If American policy decisions on China come to be seen by allies as transactional outputs of domestic politics, or as an effort to undermine China’s stability, they will have less attraction to allies and will cause allies to view the U.S. as a less predictable and reliable partner. American allies and partners each have their own complicated relationships with Beijing. One common feature, though, is that a Cold War Manichean framing has zero purchase among them.
Actions Generate Reactions
Lastly, the more American politicians treat China as a pinata for purposes of scoring domestic political points, the more likely Beijing is to respond in kind. Since assuming the presidency, Xi Jinping has demonstrated consistency in not taking a punch without throwing a counterpunch.
If restraints are removed, Beijing has a plethora of options of American pain points to exploit, from providing diplomatic or material support to America’s foes to increasing its use of incentives and disincentives to weaken America’s alliance bonds, conducting disruptive cyber operations, seeking to mobilize non-governmental groups who oppose the U.S. government or its policies, heightening pressure on U.S. companies operating in China, or harassing and detaining American citizens. Since such Chinese courses of action surely would invite American retaliation, they are not China’s plan. But they also are not beyond Beijing’s imagination, should relations deteriorate to the point of outright enmity.
The Biden administration seems to appreciate the need for striking a balance between policy and politics on its approach to China. Biden appears comfortable operating in a complex world that lacks black and white dividing lines between friend and foe. He recognizes that a globally hostile view of China could undermine his ability to achieve his priority objectives, such as progress on climate change, global economic recovery or enhancements to the world’s public health infrastructure.
He and his team have been outspoken in condemning anti-Asian racism. They have halted use of racially inflammatory language by government spokespeople and led efforts to raise awareness of the national imperative of recognizing and halting discrimination against Asian Americans and Pacific Islanders. Similarly, Secretary of State Antony Blinken has made clear the limits to how the U.S. seeks to pursue competition with China, emphasizing that the U.S. does not seek a Cold War, but rather is focused on ensuring that the U.S. and other democracies are strong, resilient and meeting the needs of their people.

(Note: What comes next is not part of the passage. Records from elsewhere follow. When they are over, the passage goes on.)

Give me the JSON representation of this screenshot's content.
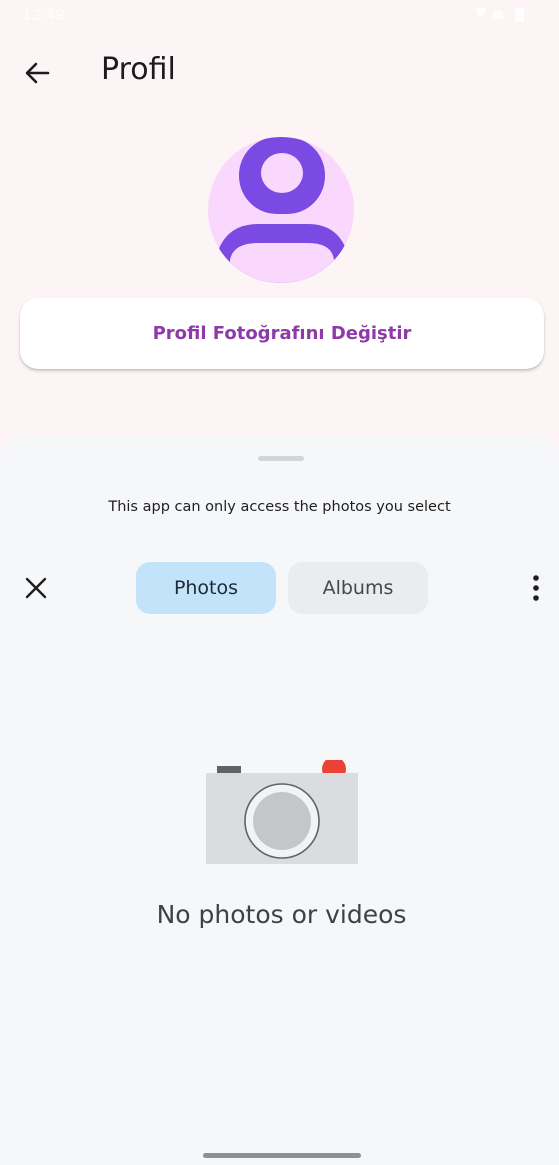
{
  "status_bar": {
    "time": "12:49"
  },
  "app_bar": {
    "title": "Profil",
    "back_icon": "arrow-back-icon"
  },
  "avatar": {
    "icon": "person-icon",
    "background_color": "#fad8fd",
    "icon_color": "#7a4ae3"
  },
  "profile_actions": {
    "change_photo_label": "Profil Fotoğrafını Değiştir",
    "label_color": "#8e3aa8"
  },
  "photo_picker": {
    "notice": "This app can only access the photos you select",
    "close_icon": "close-icon",
    "more_icon": "more-vert-icon",
    "tabs": [
      {
        "label": "Photos",
        "selected": true
      },
      {
        "label": "Albums",
        "selected": false
      }
    ],
    "empty_state": {
      "icon": "camera-icon",
      "text": "No photos or videos"
    }
  },
  "colors": {
    "accent": "#8e3aa8",
    "selected_tab": "#c3e3fb",
    "unselected_tab": "#ebecef",
    "camera_red_dot": "#ea4335"
  }
}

In addition to modeling responsible statecraft, the Biden administration likely also will need to urge its Congressional supporters and public validators to exercise similar discipline over “playing the China card” in domestic politics. If China policy is defined in purely political terms, it will alienate rather than attract allies. If the Biden administration or its Congressional supporters are seen as seeking partisan advantage on China policy, it also could complicate efforts to advance Biden’s “Build Back Better” agenda.

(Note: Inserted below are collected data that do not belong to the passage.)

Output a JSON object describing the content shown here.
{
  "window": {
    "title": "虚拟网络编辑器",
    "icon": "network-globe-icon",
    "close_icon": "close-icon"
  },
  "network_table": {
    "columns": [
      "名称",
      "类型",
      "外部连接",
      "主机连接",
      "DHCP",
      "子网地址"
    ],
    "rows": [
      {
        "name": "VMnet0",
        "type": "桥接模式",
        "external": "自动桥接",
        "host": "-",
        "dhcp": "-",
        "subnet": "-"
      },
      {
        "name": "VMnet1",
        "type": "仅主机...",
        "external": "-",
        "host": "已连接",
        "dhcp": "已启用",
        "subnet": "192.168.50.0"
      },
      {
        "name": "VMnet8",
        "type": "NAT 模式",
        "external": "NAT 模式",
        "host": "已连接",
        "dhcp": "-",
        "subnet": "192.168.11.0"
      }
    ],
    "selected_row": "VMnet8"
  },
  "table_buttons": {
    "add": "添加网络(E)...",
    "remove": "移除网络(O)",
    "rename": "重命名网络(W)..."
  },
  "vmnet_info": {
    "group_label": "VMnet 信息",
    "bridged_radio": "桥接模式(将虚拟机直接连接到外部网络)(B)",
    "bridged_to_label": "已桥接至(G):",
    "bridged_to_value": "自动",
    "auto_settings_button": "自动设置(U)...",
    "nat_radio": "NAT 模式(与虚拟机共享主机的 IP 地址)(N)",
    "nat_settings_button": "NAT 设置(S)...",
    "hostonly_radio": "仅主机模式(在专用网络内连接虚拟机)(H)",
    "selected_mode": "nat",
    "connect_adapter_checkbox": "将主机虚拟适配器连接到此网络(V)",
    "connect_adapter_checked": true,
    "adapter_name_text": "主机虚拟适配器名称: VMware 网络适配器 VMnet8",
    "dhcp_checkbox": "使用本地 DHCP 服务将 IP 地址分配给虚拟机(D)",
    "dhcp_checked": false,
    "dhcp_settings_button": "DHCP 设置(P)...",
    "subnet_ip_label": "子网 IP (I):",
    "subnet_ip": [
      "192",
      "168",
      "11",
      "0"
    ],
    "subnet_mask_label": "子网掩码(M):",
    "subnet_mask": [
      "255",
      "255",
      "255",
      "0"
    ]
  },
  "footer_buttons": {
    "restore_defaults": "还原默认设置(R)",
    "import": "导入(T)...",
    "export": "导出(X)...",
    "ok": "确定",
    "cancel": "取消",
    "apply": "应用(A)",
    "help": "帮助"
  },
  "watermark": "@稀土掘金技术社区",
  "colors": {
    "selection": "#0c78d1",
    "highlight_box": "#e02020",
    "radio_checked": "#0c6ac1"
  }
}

Lastly, members of the media will need to confront hard decisions on how to report on public figures that trade in nativism and xenophobia. Such individuals should be regarded as partisan hacks and not presented as strategic thinkers. Through their words, such figures tarnish America’s global appeal, erode its social cohesion and diminish America’s domestic dynamism.

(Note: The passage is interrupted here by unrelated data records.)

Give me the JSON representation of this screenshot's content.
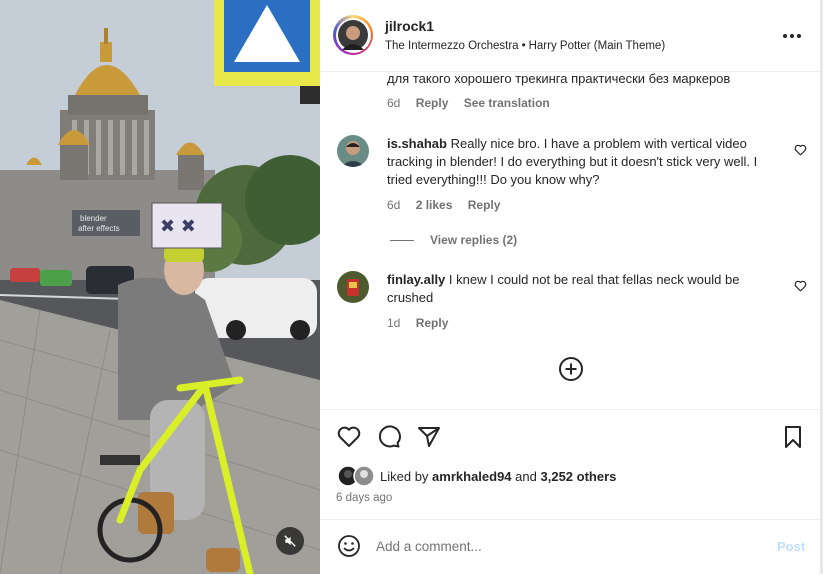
{
  "header": {
    "username": "jilrock1",
    "artist": "The Intermezzo Orchestra",
    "separator": "•",
    "song": "Harry Potter (Main Theme)"
  },
  "media": {
    "overlay_text": "blender\nafter effects"
  },
  "comments": [
    {
      "text": "для такого хорошего трекинга практически без маркеров",
      "time": "6d",
      "reply": "Reply",
      "translation": "See translation"
    },
    {
      "user": "is.shahab",
      "text": "Really nice bro. I have a problem with vertical video tracking in blender! I do everything but it doesn't stick very well. I tried everything!!! Do you know why?",
      "time": "6d",
      "likes": "2 likes",
      "reply": "Reply",
      "view_replies": "View replies (2)"
    },
    {
      "user": "finlay.ally",
      "text": "I knew I could not be real that fellas neck would be crushed",
      "time": "1d",
      "reply": "Reply"
    }
  ],
  "likes": {
    "prefix": "Liked by",
    "user": "amrkhaled94",
    "joiner": "and",
    "others": "3,252 others"
  },
  "time_ago": "6 days ago",
  "comment_bar": {
    "placeholder": "Add a comment...",
    "post": "Post"
  },
  "icons": {
    "more": "more-horizontal-icon",
    "like": "heart-icon",
    "comment": "comment-bubble-icon",
    "share": "paper-plane-icon",
    "save": "bookmark-icon",
    "emoji": "smiley-icon",
    "load_more": "plus-circle-icon",
    "mute": "speaker-muted-icon"
  },
  "colors": {
    "text": "#262626",
    "secondary": "#737373",
    "post_disabled": "#c0dffd",
    "border": "#efefef"
  }
}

Ultimately, as I argued in my recent book, “Stronger: Adapting America’s China Strategy in an Age of Competitive Interdependence,” the scale of the China challenge can be incrementally useful in alerting the U.S. body politic to the importance of undertaking domestic renewal and rebuilding leadership on the world stage, but the project will ultimately need to be justified on its own terms. Any effort to lean on the external threat of China as a basis for overcoming domestic divisions at home is unlikely to succeed and likely to harm U.S. interests at home and abroad.